ただ、残念ながら、ファイナンスが判って、コモンローも判って、日本の法律も判って、FIQHも、となると今のところ居ないようです。

Assidiqueさんへ

コメント有難う御座いました。
私がお会いしたイスラム法の研究者の方は、人文科学系の方で、もしかしたら、人文科学系のイスラム法の研究者という趣旨でのご発言であったかも知れませんね。
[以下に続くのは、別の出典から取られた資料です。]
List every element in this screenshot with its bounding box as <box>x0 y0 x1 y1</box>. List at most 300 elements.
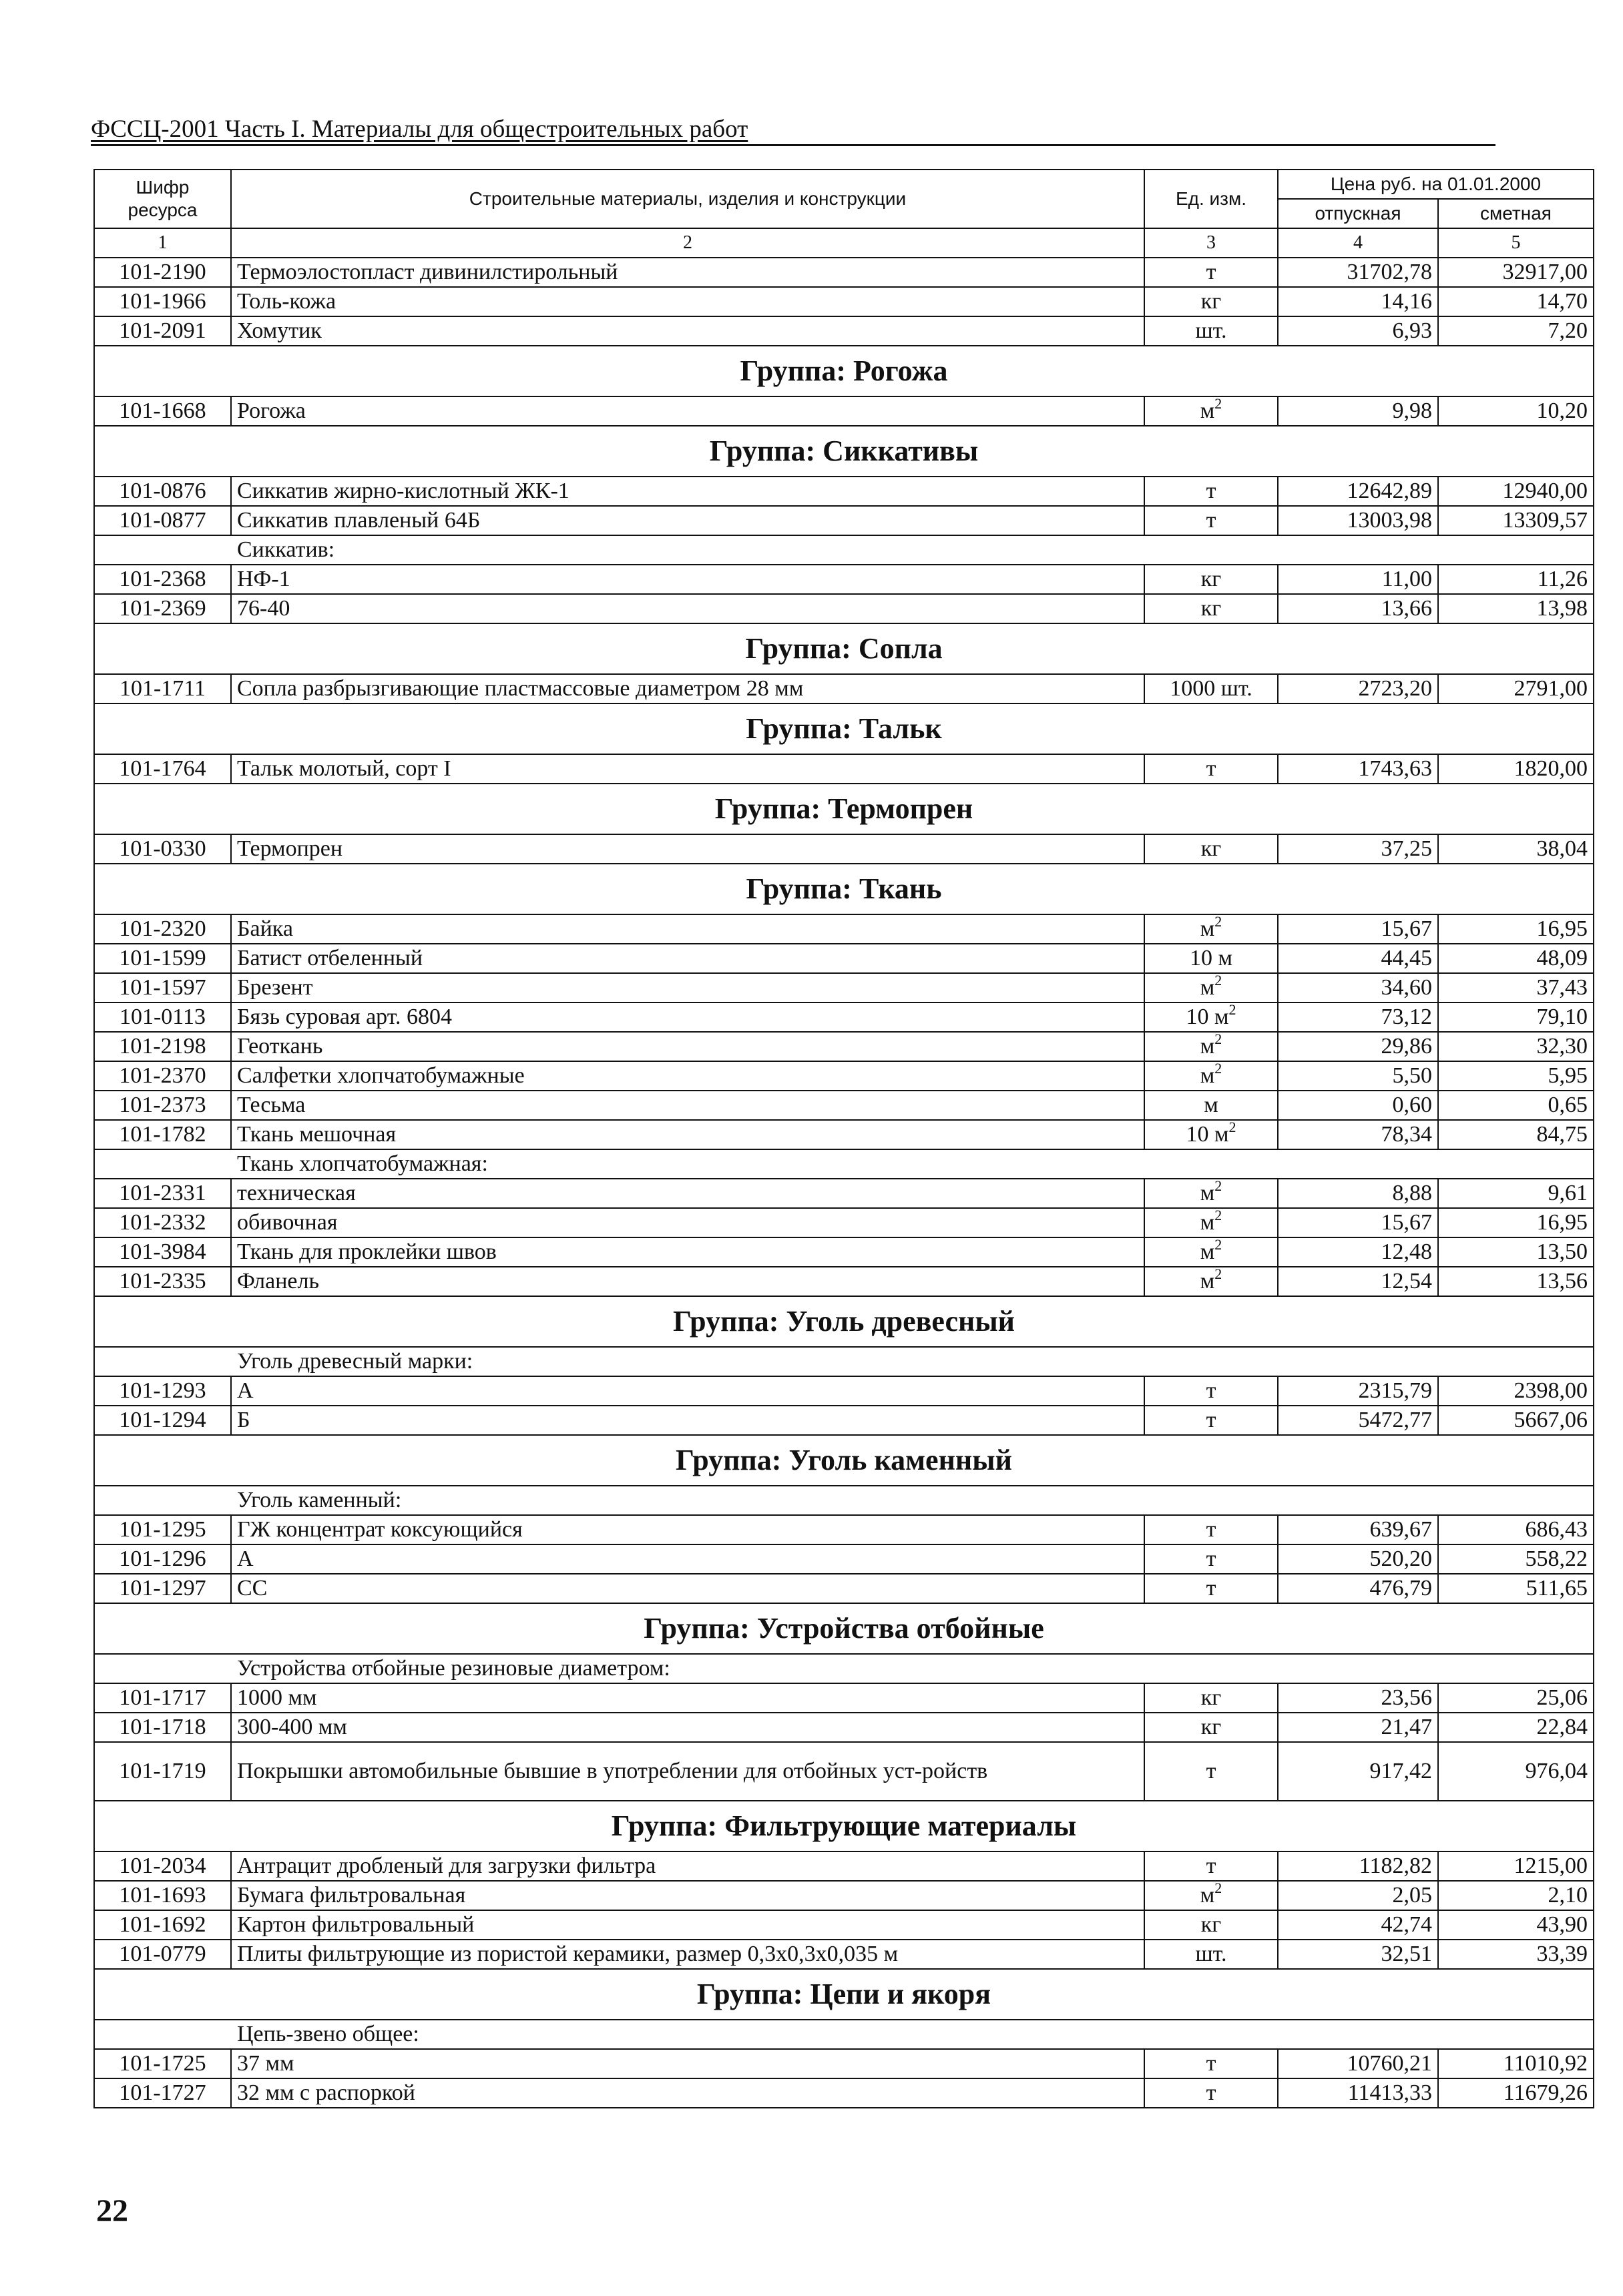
unit-cell <box>1144 1515 1278 1544</box>
estimate-price: 7,20 <box>1438 316 1594 346</box>
unit-cell <box>1144 1061 1278 1091</box>
unit-text: кг <box>1200 1912 1222 1937</box>
table-row <box>94 1515 1594 1544</box>
unit-text: т <box>1206 2080 1216 2105</box>
group-title: Группа: Сопла <box>94 623 1594 674</box>
unit-text: 10 м <box>1189 946 1232 970</box>
col-header-price: Цена руб. на 01.01.2000 <box>1278 170 1594 199</box>
material-name: Байка <box>231 914 1144 944</box>
unit-cell <box>1144 834 1278 864</box>
material-name: 37 мм <box>231 2049 1144 2078</box>
unit-text: 10 м <box>1186 1122 1229 1147</box>
unit-text: т <box>1206 2051 1216 2076</box>
unit-cell <box>1144 1091 1278 1120</box>
subgroup-row <box>94 1486 1594 1515</box>
material-name: Геоткань <box>231 1032 1144 1061</box>
unit-exponent: 2 <box>1214 1267 1222 1282</box>
unit-text: т <box>1206 1378 1216 1403</box>
estimate-price: 32,30 <box>1438 1032 1594 1061</box>
subgroup-row <box>94 1654 1594 1683</box>
release-price: 1182,82 <box>1278 1851 1438 1881</box>
resource-code: 101-0877 <box>94 506 231 535</box>
unit-text: кг <box>1200 836 1222 861</box>
resource-code: 101-1295 <box>94 1515 231 1544</box>
unit-cell <box>1144 477 1278 506</box>
subgroup-row <box>94 1149 1594 1179</box>
material-name: Рогожа <box>231 396 1144 426</box>
release-price: 5472,77 <box>1278 1406 1438 1435</box>
unit-cell <box>1144 1179 1278 1208</box>
resource-code: 101-1727 <box>94 2078 231 2108</box>
unit-text: т <box>1206 508 1216 533</box>
table-row <box>94 1574 1594 1603</box>
group-title: Группа: Уголь древесный <box>94 1296 1594 1347</box>
release-price: 12,54 <box>1278 1267 1438 1296</box>
unit-text: м <box>1200 1034 1215 1059</box>
release-price: 15,67 <box>1278 1208 1438 1237</box>
estimate-price: 976,04 <box>1438 1742 1594 1801</box>
table-row <box>94 1237 1594 1267</box>
estimate-price: 38,04 <box>1438 834 1594 864</box>
resource-code: 101-1597 <box>94 973 231 1002</box>
unit-cell <box>1144 914 1278 944</box>
material-name: СС <box>231 1574 1144 1603</box>
unit-text: т <box>1206 479 1216 503</box>
resource-code: 101-2373 <box>94 1091 231 1120</box>
unit-text: кг <box>1200 289 1222 314</box>
estimate-price: 22,84 <box>1438 1713 1594 1742</box>
release-price: 78,34 <box>1278 1120 1438 1149</box>
unit-cell <box>1144 1002 1278 1032</box>
estimate-price: 84,75 <box>1438 1120 1594 1149</box>
group-header-row <box>94 1969 1594 2020</box>
table-row <box>94 1683 1594 1713</box>
estimate-price: 79,10 <box>1438 1002 1594 1032</box>
material-name: обивочная <box>231 1208 1144 1237</box>
unit-cell <box>1144 944 1278 973</box>
unit-cell <box>1144 316 1278 346</box>
release-price: 2315,79 <box>1278 1376 1438 1406</box>
release-price: 37,25 <box>1278 834 1438 864</box>
price-table <box>93 169 1594 2108</box>
unit-cell <box>1144 1574 1278 1603</box>
release-price: 12642,89 <box>1278 477 1438 506</box>
material-name: 1000 мм <box>231 1683 1144 1713</box>
material-name: Тальк молотый, сорт I <box>231 754 1144 784</box>
unit-cell <box>1144 1910 1278 1940</box>
table-row <box>94 2049 1594 2078</box>
material-name: Термопрен <box>231 834 1144 864</box>
material-name: Батист отбеленный <box>231 944 1144 973</box>
unit-text: м <box>1200 1269 1215 1294</box>
unit-cell <box>1144 1881 1278 1910</box>
table-row <box>94 477 1594 506</box>
resource-code: 101-2369 <box>94 594 231 623</box>
page-number: 22 <box>96 2193 128 2229</box>
unit-exponent: 2 <box>1214 1208 1222 1223</box>
resource-code: 101-3984 <box>94 1237 231 1267</box>
resource-code: 101-2320 <box>94 914 231 944</box>
unit-text: шт. <box>1195 1942 1227 1966</box>
table-row <box>94 287 1594 316</box>
material-name: Ткань для проклейки швов <box>231 1237 1144 1267</box>
unit-cell <box>1144 396 1278 426</box>
unit-cell <box>1144 1713 1278 1742</box>
material-name: Брезент <box>231 973 1144 1002</box>
material-name: А <box>231 1544 1144 1574</box>
material-name: техническая <box>231 1179 1144 1208</box>
estimate-price: 43,90 <box>1438 1910 1594 1940</box>
resource-code: 101-1725 <box>94 2049 231 2078</box>
group-header-row <box>94 864 1594 914</box>
unit-text: т <box>1206 1546 1216 1571</box>
col-header-estimate: сметная <box>1438 199 1594 228</box>
table-row <box>94 1120 1594 1149</box>
unit-cell <box>1144 1208 1278 1237</box>
release-price: 21,47 <box>1278 1713 1438 1742</box>
unit-cell <box>1144 1376 1278 1406</box>
estimate-price: 686,43 <box>1438 1515 1594 1544</box>
resource-code: 101-0876 <box>94 477 231 506</box>
table-row <box>94 754 1594 784</box>
table-row <box>94 1376 1594 1406</box>
material-name: Тесьма <box>231 1091 1144 1120</box>
release-price: 73,12 <box>1278 1002 1438 1032</box>
release-price: 2723,20 <box>1278 674 1438 703</box>
resource-code: 101-2370 <box>94 1061 231 1091</box>
estimate-price: 511,65 <box>1438 1574 1594 1603</box>
resource-code: 101-1764 <box>94 754 231 784</box>
unit-cell <box>1144 1032 1278 1061</box>
unit-text: м <box>1204 1093 1218 1117</box>
resource-code: 101-0330 <box>94 834 231 864</box>
unit-cell <box>1144 287 1278 316</box>
estimate-price: 1215,00 <box>1438 1851 1594 1881</box>
unit-text: кг <box>1200 1685 1222 1710</box>
resource-code: 101-2335 <box>94 1267 231 1296</box>
table-row <box>94 1002 1594 1032</box>
table-row <box>94 1179 1594 1208</box>
col-number: 1 <box>94 228 231 258</box>
unit-cell <box>1144 2078 1278 2108</box>
estimate-price: 5667,06 <box>1438 1406 1594 1435</box>
group-header-row <box>94 1296 1594 1347</box>
release-price: 31702,78 <box>1278 258 1438 287</box>
release-price: 0,60 <box>1278 1091 1438 1120</box>
group-header-row <box>94 346 1594 396</box>
group-header-row <box>94 1801 1594 1851</box>
unit-cell <box>1144 1940 1278 1969</box>
unit-cell <box>1144 506 1278 535</box>
table-row <box>94 1940 1594 1969</box>
group-title: Группа: Фильтрующие материалы <box>94 1801 1594 1851</box>
group-title: Группа: Уголь каменный <box>94 1435 1594 1486</box>
resource-code: 101-1719 <box>94 1742 231 1801</box>
resource-code: 101-1718 <box>94 1713 231 1742</box>
material-name: А <box>231 1376 1144 1406</box>
unit-text: 10 м <box>1186 1005 1229 1029</box>
unit-cell <box>1144 1267 1278 1296</box>
resource-code: 101-1297 <box>94 1574 231 1603</box>
table-row <box>94 1208 1594 1237</box>
table-row <box>94 396 1594 426</box>
resource-code: 101-2331 <box>94 1179 231 1208</box>
resource-code: 101-0779 <box>94 1940 231 1969</box>
material-name: Бязь суровая арт. 6804 <box>231 1002 1144 1032</box>
estimate-price: 2,10 <box>1438 1881 1594 1910</box>
material-name: Картон фильтровальный <box>231 1910 1144 1940</box>
col-header-code: Шифр ресурса <box>94 170 231 228</box>
subgroup-label: Уголь каменный: <box>94 1486 1594 1515</box>
estimate-price: 11679,26 <box>1438 2078 1594 2108</box>
release-price: 5,50 <box>1278 1061 1438 1091</box>
release-price: 15,67 <box>1278 914 1438 944</box>
material-name: Салфетки хлопчатобумажные <box>231 1061 1144 1091</box>
estimate-price: 13309,57 <box>1438 506 1594 535</box>
table-row <box>94 1910 1594 1940</box>
resource-code: 101-1293 <box>94 1376 231 1406</box>
release-price: 23,56 <box>1278 1683 1438 1713</box>
estimate-price: 32917,00 <box>1438 258 1594 287</box>
release-price: 10760,21 <box>1278 2049 1438 2078</box>
resource-code: 101-1692 <box>94 1910 231 1940</box>
table-row <box>94 1267 1594 1296</box>
unit-text: 1000 шт. <box>1170 676 1252 701</box>
unit-text: м <box>1200 1063 1215 1088</box>
unit-exponent: 2 <box>1228 1002 1236 1018</box>
table-row <box>94 1851 1594 1881</box>
resource-code: 101-0113 <box>94 1002 231 1032</box>
table-row <box>94 1032 1594 1061</box>
unit-cell <box>1144 565 1278 594</box>
estimate-price: 558,22 <box>1438 1544 1594 1574</box>
table-row <box>94 834 1594 864</box>
table-row <box>94 973 1594 1002</box>
release-price: 6,93 <box>1278 316 1438 346</box>
estimate-price: 37,43 <box>1438 973 1594 1002</box>
table-row <box>94 258 1594 287</box>
unit-cell <box>1144 594 1278 623</box>
group-title: Группа: Цепи и якоря <box>94 1969 1594 2020</box>
estimate-price: 13,50 <box>1438 1237 1594 1267</box>
estimate-price: 13,98 <box>1438 594 1594 623</box>
release-price: 11,00 <box>1278 565 1438 594</box>
unit-cell <box>1144 1683 1278 1713</box>
resource-code: 101-1693 <box>94 1881 231 1910</box>
unit-text: т <box>1206 1517 1216 1542</box>
unit-cell <box>1144 674 1278 703</box>
table-row <box>94 1742 1594 1801</box>
price-table-body <box>94 258 1594 2108</box>
estimate-price: 2791,00 <box>1438 674 1594 703</box>
release-price: 32,51 <box>1278 1940 1438 1969</box>
release-price: 1743,63 <box>1278 754 1438 784</box>
material-name: Термоэлостопласт дивинилстирольный <box>231 258 1144 287</box>
unit-cell <box>1144 258 1278 287</box>
material-name: Фланель <box>231 1267 1144 1296</box>
unit-exponent: 2 <box>1214 1881 1222 1896</box>
material-name: Б <box>231 1406 1144 1435</box>
unit-cell <box>1144 1742 1278 1801</box>
material-name: Антрацит дробленый для загрузки фильтра <box>231 1851 1144 1881</box>
estimate-price: 11,26 <box>1438 565 1594 594</box>
material-name: Покрышки автомобильные бывшие в употреблении для отбойных уст-ройств <box>231 1742 1144 1801</box>
estimate-price: 13,56 <box>1438 1267 1594 1296</box>
subgroup-row <box>94 2020 1594 2049</box>
unit-cell <box>1144 2049 1278 2078</box>
unit-exponent: 2 <box>1214 396 1222 412</box>
table-row <box>94 914 1594 944</box>
group-title: Группа: Ткань <box>94 864 1594 914</box>
estimate-price: 10,20 <box>1438 396 1594 426</box>
unit-cell <box>1144 1237 1278 1267</box>
material-name: 76-40 <box>231 594 1144 623</box>
estimate-price: 25,06 <box>1438 1683 1594 1713</box>
group-header-row <box>94 426 1594 477</box>
resource-code: 101-1294 <box>94 1406 231 1435</box>
unit-text: м <box>1200 1181 1215 1205</box>
material-name: Сиккатив плавленый 64Б <box>231 506 1144 535</box>
subgroup-label: Ткань хлопчатобумажная: <box>94 1149 1594 1179</box>
table-row <box>94 1544 1594 1574</box>
unit-cell <box>1144 1544 1278 1574</box>
release-price: 42,74 <box>1278 1910 1438 1940</box>
col-number: 4 <box>1278 228 1438 258</box>
estimate-price: 5,95 <box>1438 1061 1594 1091</box>
material-name: Толь-кожа <box>231 287 1144 316</box>
release-price: 476,79 <box>1278 1574 1438 1603</box>
release-price: 29,86 <box>1278 1032 1438 1061</box>
group-header-row <box>94 703 1594 754</box>
unit-exponent: 2 <box>1214 914 1222 930</box>
resource-code: 101-1966 <box>94 287 231 316</box>
material-name: Ткань мешочная <box>231 1120 1144 1149</box>
unit-exponent: 2 <box>1214 973 1222 988</box>
table-row <box>94 594 1594 623</box>
release-price: 12,48 <box>1278 1237 1438 1267</box>
material-name: Хомутик <box>231 316 1144 346</box>
estimate-price: 33,39 <box>1438 1940 1594 1969</box>
release-price: 639,67 <box>1278 1515 1438 1544</box>
unit-cell <box>1144 973 1278 1002</box>
unit-text: т <box>1206 1853 1216 1878</box>
column-numbers-row <box>94 228 1594 258</box>
material-name: 300-400 мм <box>231 1713 1144 1742</box>
running-header-title: ФССЦ-2001 Часть I. Материалы для общестроительных работ <box>91 115 748 143</box>
unit-cell <box>1144 1851 1278 1881</box>
table-row <box>94 1091 1594 1120</box>
resource-code: 101-1296 <box>94 1544 231 1574</box>
estimate-price: 48,09 <box>1438 944 1594 973</box>
release-price: 917,42 <box>1278 1742 1438 1801</box>
col-number: 5 <box>1438 228 1594 258</box>
resource-code: 101-2190 <box>94 258 231 287</box>
release-price: 8,88 <box>1278 1179 1438 1208</box>
unit-text: т <box>1206 1576 1216 1601</box>
col-number: 2 <box>231 228 1144 258</box>
release-price: 13,66 <box>1278 594 1438 623</box>
release-price: 34,60 <box>1278 973 1438 1002</box>
unit-text: т <box>1206 1408 1216 1432</box>
material-name: ГЖ концентрат коксующийся <box>231 1515 1144 1544</box>
material-name: Сиккатив жирно-кислотный ЖК-1 <box>231 477 1144 506</box>
resource-code: 101-2368 <box>94 565 231 594</box>
estimate-price: 1820,00 <box>1438 754 1594 784</box>
estimate-price: 2398,00 <box>1438 1376 1594 1406</box>
unit-text: кг <box>1200 1715 1222 1739</box>
group-header-row <box>94 1603 1594 1654</box>
col-header-name: Строительные материалы, изделия и конструкции <box>231 170 1144 228</box>
material-name: Плиты фильтрующие из пористой керамики, размер 0,3х0,3х0,035 м <box>231 1940 1144 1969</box>
unit-text: т <box>1206 260 1216 284</box>
resource-code: 101-1668 <box>94 396 231 426</box>
resource-code: 101-1717 <box>94 1683 231 1713</box>
subgroup-row <box>94 535 1594 565</box>
col-header-release: отпускная <box>1278 199 1438 228</box>
unit-exponent: 2 <box>1214 1237 1222 1253</box>
table-row <box>94 2078 1594 2108</box>
unit-text: кг <box>1200 567 1222 591</box>
unit-text: т <box>1206 1759 1216 1783</box>
unit-exponent: 2 <box>1214 1061 1222 1077</box>
estimate-price: 16,95 <box>1438 914 1594 944</box>
col-number: 3 <box>1144 228 1278 258</box>
subgroup-label: Цепь-звено общее: <box>94 2020 1594 2049</box>
unit-exponent: 2 <box>1214 1032 1222 1047</box>
group-header-row <box>94 1435 1594 1486</box>
subgroup-row <box>94 1347 1594 1376</box>
col-header-unit: Ед. изм. <box>1144 170 1278 228</box>
resource-code: 101-1711 <box>94 674 231 703</box>
release-price: 520,20 <box>1278 1544 1438 1574</box>
resource-code: 101-1599 <box>94 944 231 973</box>
unit-text: м <box>1200 916 1215 941</box>
table-row <box>94 674 1594 703</box>
resource-code: 101-2198 <box>94 1032 231 1061</box>
unit-text: шт. <box>1195 318 1227 343</box>
resource-code: 101-1782 <box>94 1120 231 1149</box>
unit-text: м <box>1200 398 1215 423</box>
unit-cell <box>1144 1120 1278 1149</box>
estimate-price: 0,65 <box>1438 1091 1594 1120</box>
subgroup-label: Сиккатив: <box>94 535 1594 565</box>
unit-exponent: 2 <box>1214 1179 1222 1194</box>
estimate-price: 12940,00 <box>1438 477 1594 506</box>
release-price: 14,16 <box>1278 287 1438 316</box>
unit-text: м <box>1200 1239 1215 1264</box>
material-name: Сопла разбрызгивающие пластмассовые диаметром 28 мм <box>231 674 1144 703</box>
table-row <box>94 565 1594 594</box>
estimate-price: 9,61 <box>1438 1179 1594 1208</box>
release-price: 2,05 <box>1278 1881 1438 1910</box>
table-row <box>94 1406 1594 1435</box>
table-row <box>94 1881 1594 1910</box>
unit-text: м <box>1200 1883 1215 1908</box>
group-header-row <box>94 784 1594 834</box>
table-row <box>94 1061 1594 1091</box>
estimate-price: 16,95 <box>1438 1208 1594 1237</box>
table-row <box>94 1713 1594 1742</box>
estimate-price: 14,70 <box>1438 287 1594 316</box>
group-title: Группа: Устройства отбойные <box>94 1603 1594 1654</box>
group-title: Группа: Тальк <box>94 703 1594 754</box>
material-name: НФ-1 <box>231 565 1144 594</box>
material-name: 32 мм с распоркой <box>231 2078 1144 2108</box>
release-price: 13003,98 <box>1278 506 1438 535</box>
release-price: 9,98 <box>1278 396 1438 426</box>
unit-text: кг <box>1200 596 1222 621</box>
unit-cell <box>1144 754 1278 784</box>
またその方にお会いする機会があると思いますので、そのときにAssidiqueさんのお話をお伝えしておきますね。

頌子&肇

初訪問&初コメです。半年前に、租税法の観点からイスラム金融に興味をもって調べたのですが、確かに実務家では20年前に弁護士の方がイスラム契約法に関する訳書の中で金融に触れていたのが少数例だったかと。ムダーラバを匿名組合と訳していたのが印象的でした。ハーバードローのThe Islamic Finance Project報告書を図書館に入れてもらいましたが、日本でもイスラム金融法を扱うブログができるほどイスラム金融に対する意識が高まっていたのですね。また、拝見させていただきます。

gchさんへ

コメント有難う御座いました。
「風習が違うし、リスクが高そうだ。」という理由で、これまではイスラム圏を避けてきたビジネスマンも多かったと思うのですが、今後は相手にせざるを得ない世の中になっているのではないかと思います。
少しずつですがブログを書き貯めていく予定ですので、よろしくお願いします。